Hook → SessionStart → validate_config.py (runs every session, blocks on drift)
Handoff reminder:
Rule → "write handoff before ending long sessions"
Hook → Stop → remind_handoff.py (blocks session end if no recent handoff)
Supply chain defense:
Rule → "delay fresh packages"
Enforcement → .npmrc min-release-age=7 (mechanically applied to every install)
Check when adding a new critical rule: "Can this rule be bypassed by forgetting to read memory?"
If yes → it needs a hook, not just a rule.
MemGPT Two-Tier Architecture¶
Core memory ← in-context, fixed-size, agent can read/write via tool calls
← User profile, current task state, active invariants
Archival memory ← searchable database, paged in on-demand
← Historical context, past projects, reference materials
Key property: Agent explicitly decides what to page in from archival to core. This keeps core small and focused while preserving full history.
For file-based systems:
MEMORY.md Always Load section = core memory
MEMORY.md On Demand section = archival index
Actual on-demand files = archival storage
Domain Convergence Table¶
| Domain | Critical / Always | Reference / On-demand | Enforcement mechanism |
|---|---|---|---|
| LLM context (Liu 2023) | Beginning / end of context | Middle (attention degrades) | Position in prompt |
| MemGPT | Core memory (fixed) | Archival (paged) | Tool calls for page-in |
| Aviation | Memory items (3-10) | Checklists (documented) | Training + repetition |
| Neuroscience | Procedural memory (striatum) | Episodic (hippocampus) | Neural architecture |
| Cognitive psych | Working memory (4±1 chunks) | Long-term (unlimited) | Attention / rehearsal |
| Nuclear safety (INSAG-10) | 5-layer defense barriers | Procedures / manuals | Physical redundancy |
| Linux syslog | EMERG/ALERT → console | DEBUG → ring buffer | console_loglevel |
| Kubernetes | Admission webhook policies | API server logs | Webhook interception |
All 8 domains converge on: small critical set + large reference set + mechanical enforcement for the critical set.
Memory Staleness Management¶
Memory records should include a created: YYYY-MM-DD field.
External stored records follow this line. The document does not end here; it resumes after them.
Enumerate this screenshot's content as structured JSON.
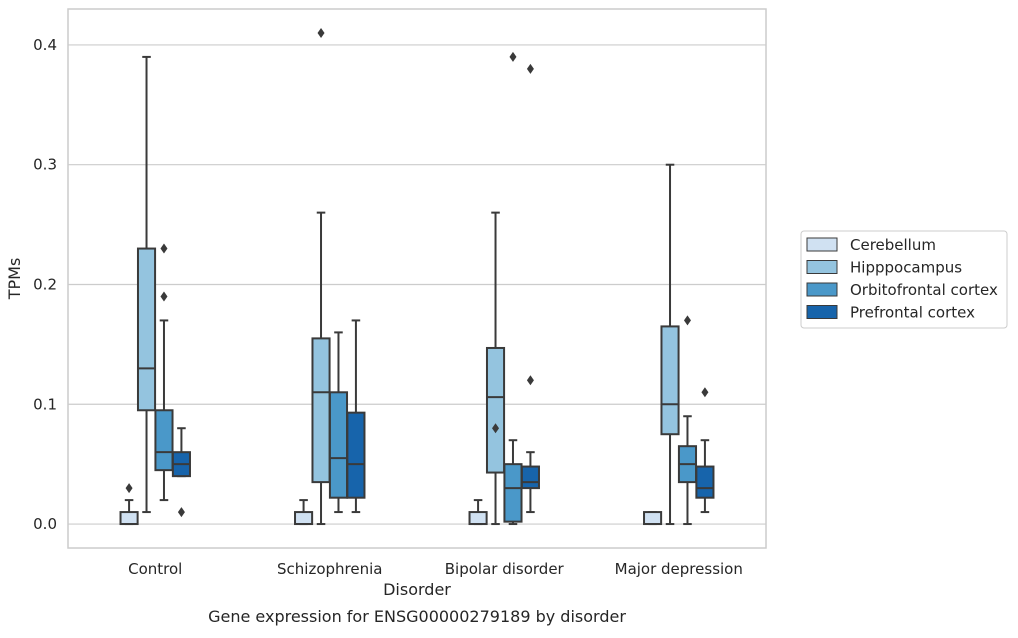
{
  "chart_data": {
    "type": "box",
    "title": "Gene expression for ENSG00000279189 by disorder",
    "xlabel": "Disorder",
    "ylabel": "TPMs",
    "ylim": [
      -0.02,
      0.43
    ],
    "yticks": [
      0.0,
      0.1,
      0.2,
      0.3,
      0.4
    ],
    "ytick_labels": [
      "0.0",
      "0.1",
      "0.2",
      "0.3",
      "0.4"
    ],
    "grid": true,
    "legend_position": "right",
    "categories": [
      "Control",
      "Schizophrenia",
      "Bipolar disorder",
      "Major depression"
    ],
    "series": [
      {
        "name": "Cerebellum",
        "color": "#d0e1f2",
        "boxes": [
          {
            "whislo": 0.0,
            "q1": 0.0,
            "med": 0.0,
            "q3": 0.01,
            "whishi": 0.02,
            "fliers": [
              0.03
            ]
          },
          {
            "whislo": 0.0,
            "q1": 0.0,
            "med": 0.0,
            "q3": 0.01,
            "whishi": 0.02,
            "fliers": []
          },
          {
            "whislo": 0.0,
            "q1": 0.0,
            "med": 0.0,
            "q3": 0.01,
            "whishi": 0.02,
            "fliers": []
          },
          {
            "whislo": 0.0,
            "q1": 0.0,
            "med": 0.0,
            "q3": 0.01,
            "whishi": 0.01,
            "fliers": []
          }
        ]
      },
      {
        "name": "Hipppocampus",
        "color": "#94c4df",
        "boxes": [
          {
            "whislo": 0.01,
            "q1": 0.095,
            "med": 0.13,
            "q3": 0.23,
            "whishi": 0.39,
            "fliers": []
          },
          {
            "whislo": 0.0,
            "q1": 0.035,
            "med": 0.11,
            "q3": 0.155,
            "whishi": 0.26,
            "fliers": [
              0.41
            ]
          },
          {
            "whislo": 0.0,
            "q1": 0.043,
            "med": 0.106,
            "q3": 0.147,
            "whishi": 0.26,
            "fliers": [
              0.08
            ]
          },
          {
            "whislo": 0.0,
            "q1": 0.075,
            "med": 0.1,
            "q3": 0.165,
            "whishi": 0.3,
            "fliers": []
          }
        ]
      },
      {
        "name": "Orbitofrontal cortex",
        "color": "#4a98c9",
        "boxes": [
          {
            "whislo": 0.02,
            "q1": 0.045,
            "med": 0.06,
            "q3": 0.095,
            "whishi": 0.17,
            "fliers": [
              0.19,
              0.23
            ]
          },
          {
            "whislo": 0.01,
            "q1": 0.022,
            "med": 0.055,
            "q3": 0.11,
            "whishi": 0.16,
            "fliers": []
          },
          {
            "whislo": 0.0,
            "q1": 0.002,
            "med": 0.03,
            "q3": 0.05,
            "whishi": 0.07,
            "fliers": [
              0.39
            ]
          },
          {
            "whislo": 0.0,
            "q1": 0.035,
            "med": 0.05,
            "q3": 0.065,
            "whishi": 0.09,
            "fliers": [
              0.17
            ]
          }
        ]
      },
      {
        "name": "Prefrontal cortex",
        "color": "#1764ab",
        "boxes": [
          {
            "whislo": 0.04,
            "q1": 0.04,
            "med": 0.05,
            "q3": 0.06,
            "whishi": 0.08,
            "fliers": [
              0.01
            ]
          },
          {
            "whislo": 0.01,
            "q1": 0.022,
            "med": 0.05,
            "q3": 0.093,
            "whishi": 0.17,
            "fliers": []
          },
          {
            "whislo": 0.01,
            "q1": 0.03,
            "med": 0.035,
            "q3": 0.048,
            "whishi": 0.06,
            "fliers": [
              0.12,
              0.38
            ]
          },
          {
            "whislo": 0.01,
            "q1": 0.022,
            "med": 0.03,
            "q3": 0.048,
            "whishi": 0.07,
            "fliers": [
              0.11
            ]
          }
        ]
      }
    ]
  }
}
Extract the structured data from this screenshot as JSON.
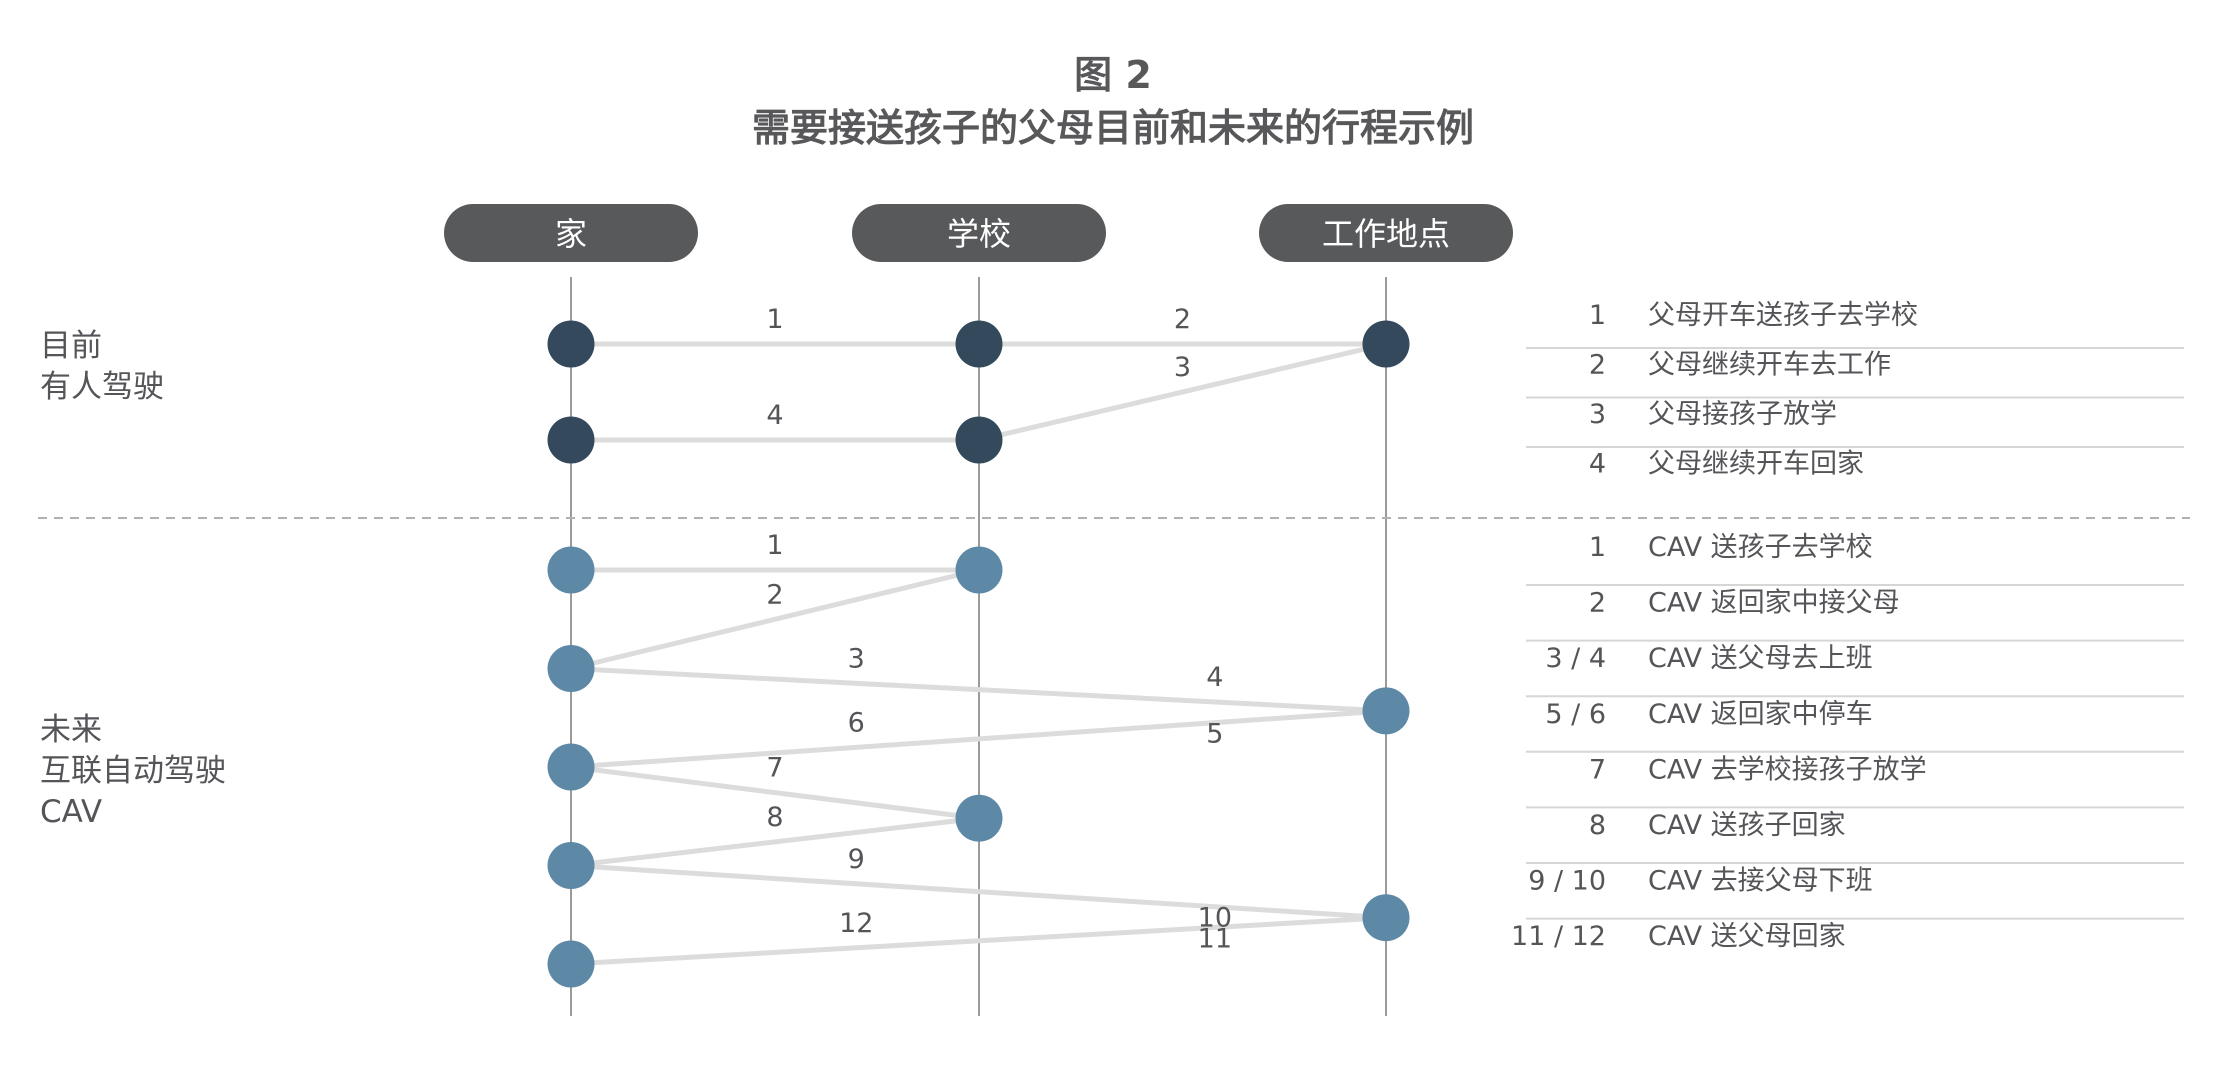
{
  "title": {
    "line1": "图 2",
    "line2": "需要接送孩子的父母目前和未来的行程示例"
  },
  "columns": [
    "家",
    "学校",
    "工作地点"
  ],
  "sections": {
    "current": {
      "label_lines": [
        "目前",
        "有人驾驶"
      ],
      "stops": [
        {
          "col": 0,
          "row": 0
        },
        {
          "col": 1,
          "row": 0
        },
        {
          "col": 2,
          "row": 0
        },
        {
          "col": 0,
          "row": 1
        },
        {
          "col": 1,
          "row": 1
        }
      ],
      "trips": [
        {
          "from": 0,
          "to": 1,
          "label": "1"
        },
        {
          "from": 1,
          "to": 2,
          "label": "2"
        },
        {
          "from": 2,
          "to": 4,
          "label": "3"
        },
        {
          "from": 4,
          "to": 3,
          "label": "4"
        }
      ],
      "legend": [
        {
          "num": "1",
          "text": "父母开车送孩子去学校"
        },
        {
          "num": "2",
          "text": "父母继续开车去工作"
        },
        {
          "num": "3",
          "text": "父母接孩子放学"
        },
        {
          "num": "4",
          "text": "父母继续开车回家"
        }
      ]
    },
    "future": {
      "label_lines": [
        "未来",
        "互联自动驾驶",
        "CAV"
      ],
      "stops": [
        {
          "col": 0,
          "row": 0
        },
        {
          "col": 1,
          "row": 0
        },
        {
          "col": 0,
          "row": 1
        },
        {
          "col": 2,
          "row": 1.43
        },
        {
          "col": 0,
          "row": 2
        },
        {
          "col": 1,
          "row": 2.52
        },
        {
          "col": 0,
          "row": 3
        },
        {
          "col": 2,
          "row": 3.53
        },
        {
          "col": 0,
          "row": 4
        }
      ],
      "trips": [
        {
          "from": 0,
          "to": 1,
          "label": "1"
        },
        {
          "from": 1,
          "to": 2,
          "label": "2"
        },
        {
          "from": 2,
          "to": 3,
          "label": "3",
          "label2": "4"
        },
        {
          "from": 3,
          "to": 4,
          "label": "6",
          "label2": "5"
        },
        {
          "from": 4,
          "to": 5,
          "label": "7"
        },
        {
          "from": 5,
          "to": 6,
          "label": "8"
        },
        {
          "from": 6,
          "to": 7,
          "label": "9",
          "label2": "10"
        },
        {
          "from": 7,
          "to": 8,
          "label": "12",
          "label2": "11"
        }
      ],
      "legend": [
        {
          "num": "1",
          "text": "CAV 送孩子去学校"
        },
        {
          "num": "2",
          "text": "CAV 返回家中接父母"
        },
        {
          "num": "3 / 4",
          "text": "CAV 送父母去上班"
        },
        {
          "num": "5 / 6",
          "text": "CAV 返回家中停车"
        },
        {
          "num": "7",
          "text": "CAV 去学校接孩子放学"
        },
        {
          "num": "8",
          "text": "CAV 送孩子回家"
        },
        {
          "num": "9 / 10",
          "text": "CAV 去接父母下班"
        },
        {
          "num": "11 / 12",
          "text": "CAV 送父母回家"
        }
      ]
    }
  },
  "colors": {
    "title": "#58585b",
    "pill": "#58595b",
    "pill_text": "#ffffff",
    "current_dot": "#34495c",
    "future_dot": "#5e89a6",
    "route": "#dcdcdc",
    "axis": "#9a9a9a",
    "divider": "#b0b0b0",
    "text": "#555559"
  }
}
Staleness by type:
| Type | Stale after | Check on use |
|---|---|---|
project | 30 days | Verify before use if older |
reference (IPs, paths, ports) | 7 days | Always verify if infrastructure-related |
feedback | Stable (user preferences rarely change) | Low priority |
user | Very stable | Only check if major context shift suspected |
Automatic Memory Extraction Pattern¶
After sessions, extract to memory: 1. Capabilities — new workflows, tools, integrations discovered 2. Corrections — user-corrected approaches (→ feedback memory) 3. Permissions — newly allowed commands (→ settings) 4. Bug/fix pairs — symptom → root cause → solution (→ gotchas) 5. Decisions — architectural choices with rationale (→ DECISIONS.md or memory)
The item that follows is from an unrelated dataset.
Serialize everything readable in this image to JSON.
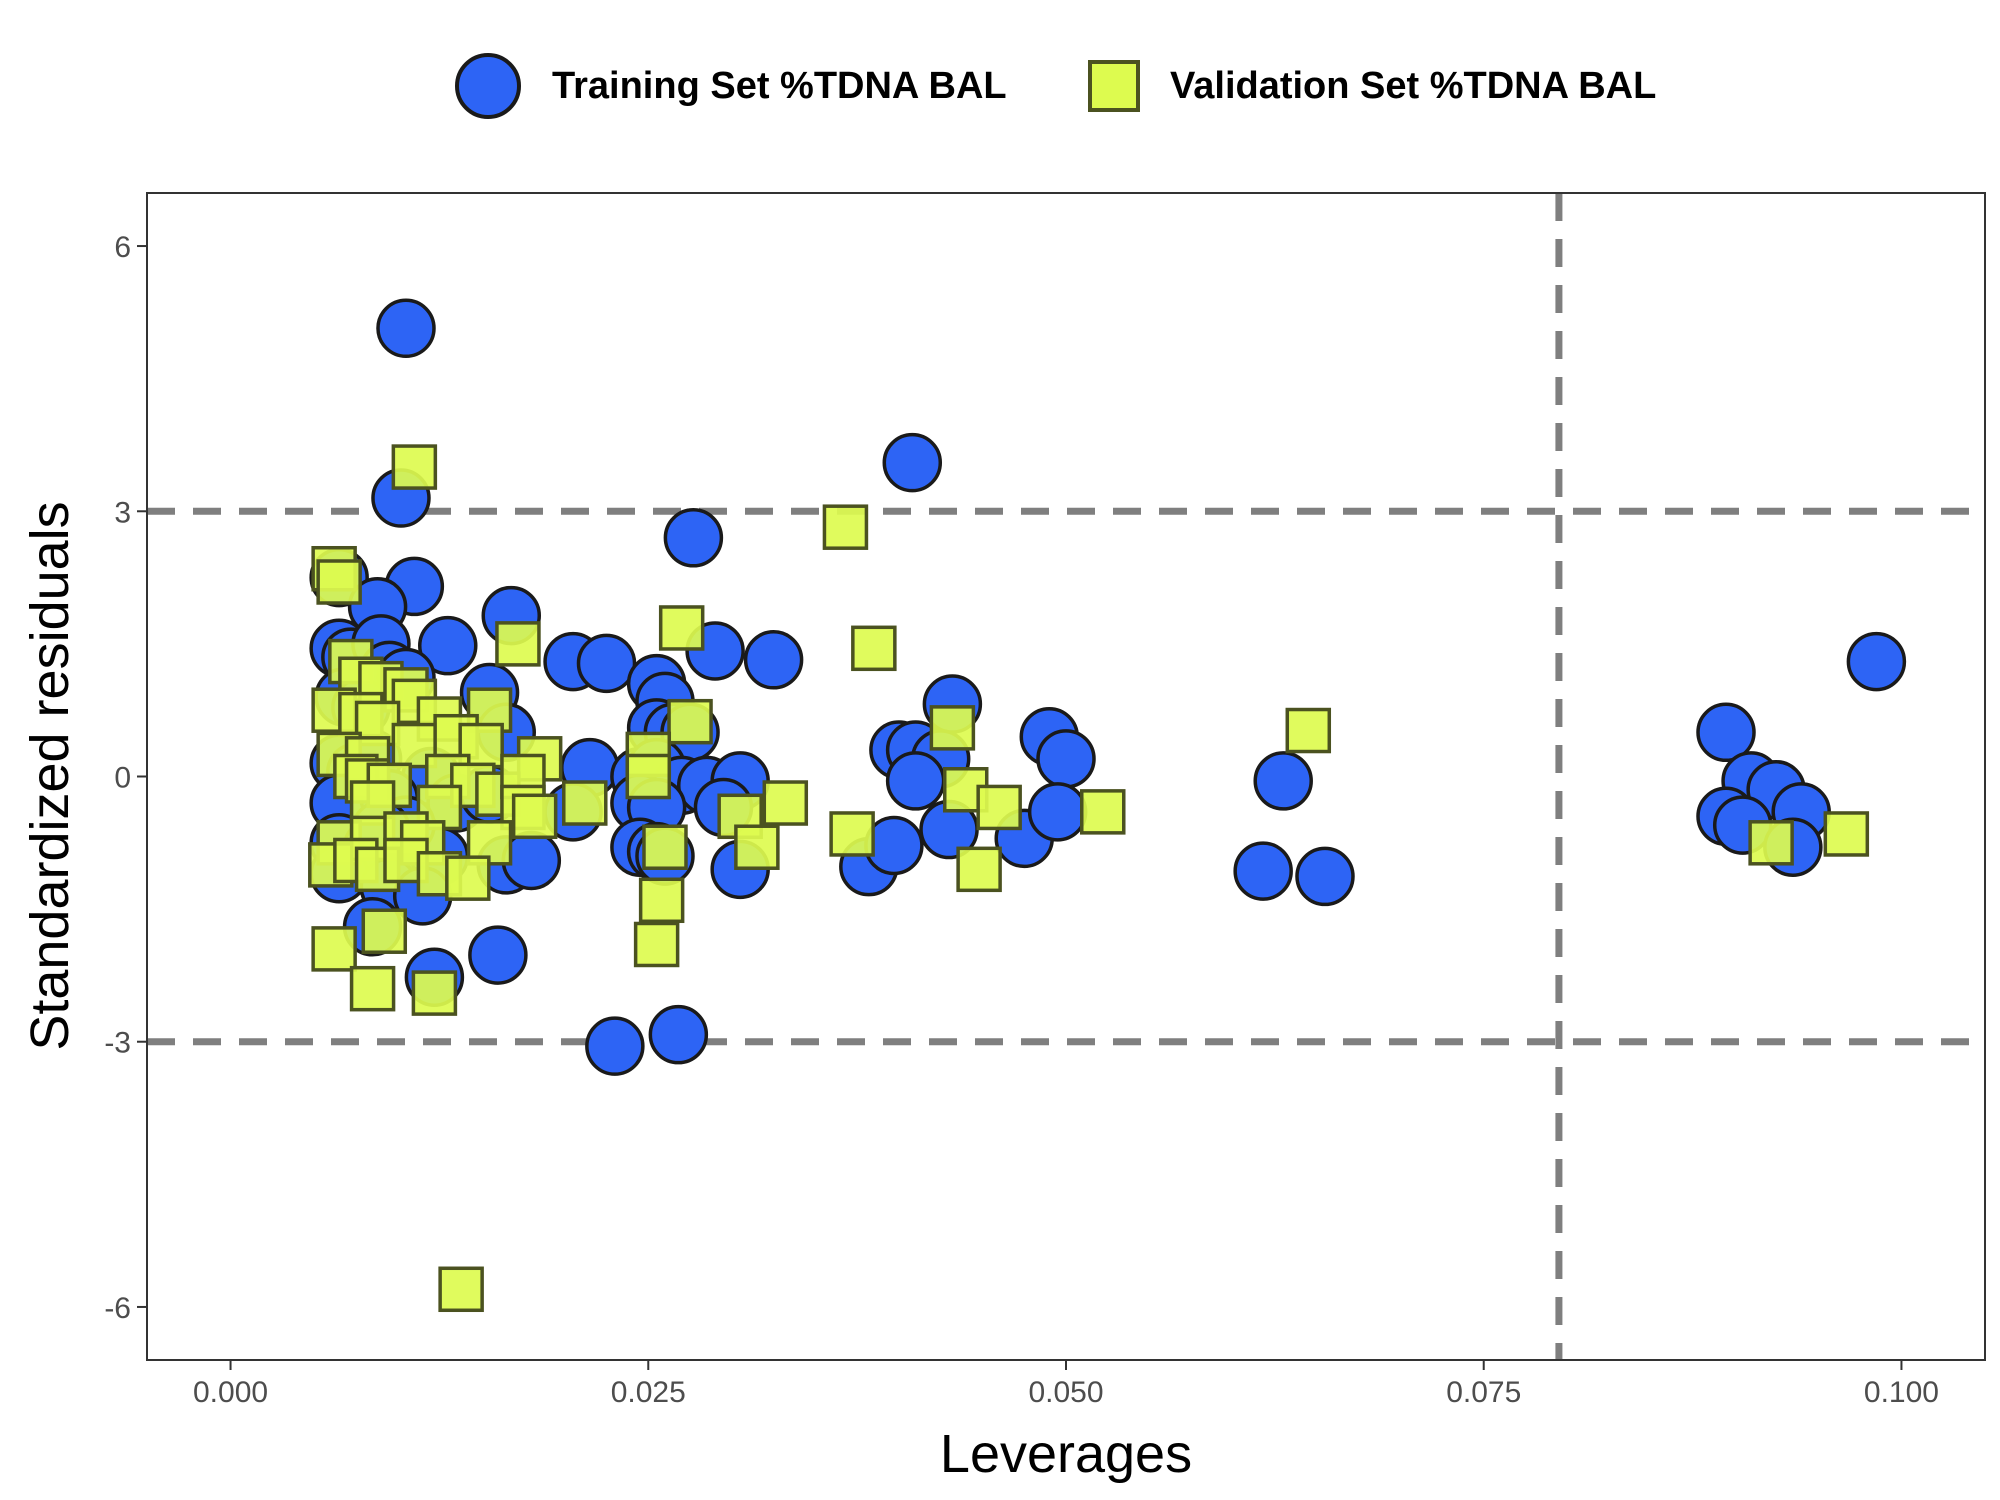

Tagged for triage: [DECISION], [GOTCHA], [REUSE], [DEFER]
Gotchas¶
- Issue: Always-load section grows unbounded as new rules are added without removing old ones. -> Fix: Apply Boeing rule at review time: if section exceeds 15 entries, conduct a triage pass using irreversible-consequence criterion. Most "nice to remember" items belong in on-demand.
- Issue: Rule in memory prevents an action at session start but is forgotten after context compaction mid-session. -> Fix: For any rule that must hold for an entire session (e.g., "don't modify production"), create a hook that checks at every relevant tool call — not just at session start.
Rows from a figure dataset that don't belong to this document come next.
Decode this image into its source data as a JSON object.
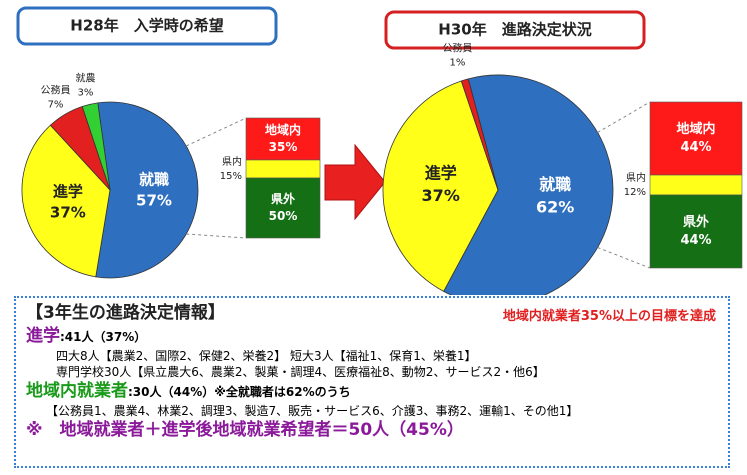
{
  "chart_data": [
    {
      "type": "pie",
      "title": "H28年　入学時の希望",
      "categories": [
        "就職",
        "進学",
        "公務員",
        "就農"
      ],
      "values": [
        57,
        37,
        7,
        3
      ],
      "value_labels": [
        "57%",
        "37%",
        "7%",
        "3%"
      ],
      "colors": [
        "#2f6fc0",
        "#ffff1a",
        "#e22020",
        "#33d033"
      ],
      "bar": {
        "categories": [
          "地域内",
          "県内",
          "県外"
        ],
        "values": [
          35,
          15,
          50
        ],
        "value_labels": [
          "35%",
          "15%",
          "50%"
        ],
        "colors": [
          "#ff1a1a",
          "#ffff1a",
          "#157015"
        ]
      }
    },
    {
      "type": "pie",
      "title": "H30年　進路決定状況",
      "categories": [
        "就職",
        "進学",
        "公務員"
      ],
      "values": [
        62,
        37,
        1
      ],
      "value_labels": [
        "62%",
        "37%",
        "1%"
      ],
      "colors": [
        "#2f6fc0",
        "#ffff1a",
        "#e22020"
      ],
      "bar": {
        "categories": [
          "地域内",
          "県内",
          "県外"
        ],
        "values": [
          44,
          12,
          44
        ],
        "value_labels": [
          "44%",
          "12%",
          "44%"
        ],
        "colors": [
          "#ff1a1a",
          "#ffff1a",
          "#157015"
        ]
      }
    }
  ],
  "info": {
    "heading": "【3年生の進路決定情報】",
    "goal": "地域内就業者35%以上の目標を達成",
    "line1_label": "進学",
    "line1_text": ":41人（37%）",
    "line2": "四大8人【農業2、国際2、保健2、栄養2】 短大3人【福祉1、保育1、栄養1】",
    "line3": "専門学校30人【県立農大6、農業2、製菓・調理4、医療福祉8、動物2、サービス2・他6】",
    "line4_label": "地域内就業者",
    "line4_text": ":30人（44%）※全就職者は62%のうち",
    "line5": "【公務員1、農業4、林業2、調理3、製造7、販売・サービス6、介護3、事務2、運輸1、その他1】",
    "line6": "※　地域就業者＋進学後地域就業希望者＝50人（45%）"
  }
}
- Issue: On-demand memory becomes a flat unstructured dump, making retrieval unreliable. -> Fix: Use wiki-links
[[filename]]to create a navigable graph. Memory about project X should link to the infrastructure it runs on, the tools it uses, and the methodology applied. - Issue: Memory records created years ago reference file paths, server IPs, or ports that no longer exist. -> Fix: SessionStart hook (e.g.,
validate_config.py) scans memory for absolute paths and checks existence. Reports drift before the session acts on stale data.